Stálin foi um dos líderes mais cruéis da história. Costuma ser colocado no mesmo patamar que um de seus maiores adversários, Adolf Hitler. Seus crimes são inúmeros: é o responsável por anos de censura, perseguições e campos de concentração (os famosos Gulags) na União Soviética. Ainda assim, através de táticas de propaganda e do famigerado ‘culto ao líder’, Stálin era amado por boa parte do povo russo.

Entre esses pode-se contar a personagem central do romance satírico de Vladímir Voinovich, Agláia Stepanova Revkina. Militante comunista desde os anos 1930, liderou guerrilhas e sacrificou até mesmo o próprio marido para salvar o sonho comunista durante a “Grande Guerra Patriótica” – mais conhecida como Segunda Guerra Mundial, fora da URSS. Agláia não era devotada apenas ao comunismo, mas a própria figura de Stálin. Quando foi líder do comitê distrital do Partido em Dolgov, mandou erigir uma estátua do Comandante Supremo, de acordo com os ditames da ‘propaganda monumental’ pregada nos escritos leninistas.
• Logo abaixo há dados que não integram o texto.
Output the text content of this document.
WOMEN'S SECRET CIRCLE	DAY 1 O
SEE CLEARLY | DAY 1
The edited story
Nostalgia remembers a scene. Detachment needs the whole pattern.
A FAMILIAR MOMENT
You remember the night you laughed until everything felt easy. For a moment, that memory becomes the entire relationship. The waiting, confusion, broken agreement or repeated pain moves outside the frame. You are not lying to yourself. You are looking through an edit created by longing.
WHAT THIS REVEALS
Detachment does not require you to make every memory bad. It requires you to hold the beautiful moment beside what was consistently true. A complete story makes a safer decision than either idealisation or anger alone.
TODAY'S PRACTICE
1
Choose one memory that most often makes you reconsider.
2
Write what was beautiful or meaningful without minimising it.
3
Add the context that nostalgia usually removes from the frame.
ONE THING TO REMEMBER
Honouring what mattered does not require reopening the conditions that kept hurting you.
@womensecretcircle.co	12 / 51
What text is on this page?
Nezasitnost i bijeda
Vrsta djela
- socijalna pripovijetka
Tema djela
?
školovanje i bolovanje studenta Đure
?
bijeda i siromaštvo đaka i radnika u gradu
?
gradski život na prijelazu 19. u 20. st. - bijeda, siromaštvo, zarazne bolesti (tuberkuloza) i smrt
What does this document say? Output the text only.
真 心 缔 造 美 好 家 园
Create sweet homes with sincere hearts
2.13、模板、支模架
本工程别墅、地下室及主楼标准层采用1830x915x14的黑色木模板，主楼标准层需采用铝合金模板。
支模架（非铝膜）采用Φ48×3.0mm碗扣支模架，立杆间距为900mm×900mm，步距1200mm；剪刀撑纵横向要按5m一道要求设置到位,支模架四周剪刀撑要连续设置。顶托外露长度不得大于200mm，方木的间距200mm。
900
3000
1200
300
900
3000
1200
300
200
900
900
Como todos sabemos, porém, Stálin morreu. A isso sucedeu-se um período de mudança e de relativa abertura política. Khrushev chegou inclusive a condenar seu antecessor pelo culto a personalidade e pelos expurgos. Entre outras coisas, uma das consequências foi que a estátua que Agláia tinha plantado no centro de Dolgov foi retirada, e seria enviada para o lixo.

Ao contrário de boa parte dos outros membros do partido, Agláia não se curvou às mudanças e permaneceu fiel a Stálin. Para evitar que a estátua, feita de ferro, fosse derretida, levou-a para seu apartamento – com o intuito de guardá-la para o dia em que os verdadeiros comunistas voltassem ao poder e o Camarada Stálin fosse reabilitado.

A partir daí Voinovich pinta um quadro pouco lisonjeiro das idas e vindas do poder na Rússia durante o século XX, e das mudanças as quais as pessoas se submetiam, sedentas pelo prestígio – ou mesmo por medo. Aqueles que, como Agláia, mantinham-se firmes em suas posturas, eram considerados traidores ou loucos.

Mas não é apenas sobre Agláia que o livro trata: temos ainda Chúbkin, escritor que, inicialmente, tinha orientação leninista e chegou a ser mandado para um campo de trabalhos na Sibéria, depois reabilitado, e, depois, novamente considerado dissidente. Ainda converteu-se ao cristianismo ortodoxo e, mais tarde, ao judaísmo.

Temos ainda Vanka, jovem gênio que acaba enviado para o Afeganistão e volta caolho, sem pernas e sem um braço. Para vingar-se da sociedade que o mutilou,  já nos anos 1990, passa a criar bombas que vende para que os “novos russos” – a classe rica e criminosa que surgiu com o capitalismo na Rússia – se matem entre si.

Lembremos ainda da única voz sadia em toda a obra, o Almirante – intelectual impedido, pelo regime Stalinista, de seguir com sua vida acadêmica e que acaba numa madeireira pelo resto de seus dias. Parece ser o único que vê o quão absurdas são as mudanças de opinião das pessoas, e o quanta besteira elas gostam de professar.

Propaganda monumental é uma obra de sátira, mas é também um belo resumo sobre a história política e ideológica da Rússia. As posturas aparentemente opostas de diferentes governos, mas que no fundo são iguais, são desnudadas e expostas ao ridículo. Voinovich mostra dois grandes problemas da ideologia: aqueles que se apegam demais a ela, tornando-se cegos; e aqueles para os quais ela é apenas um instrumento, sendo portanto tão maleável quanto as circunstâncias pedirem.

Uma obra engraçada e impactante que, em um nível mais profundo, pode ser lida como não apenas sobre a Rússia – mas sim sobre todo e qualquer lugar em que exista uma estrutura de poder, onde existam pessoas organizadas em sociedade.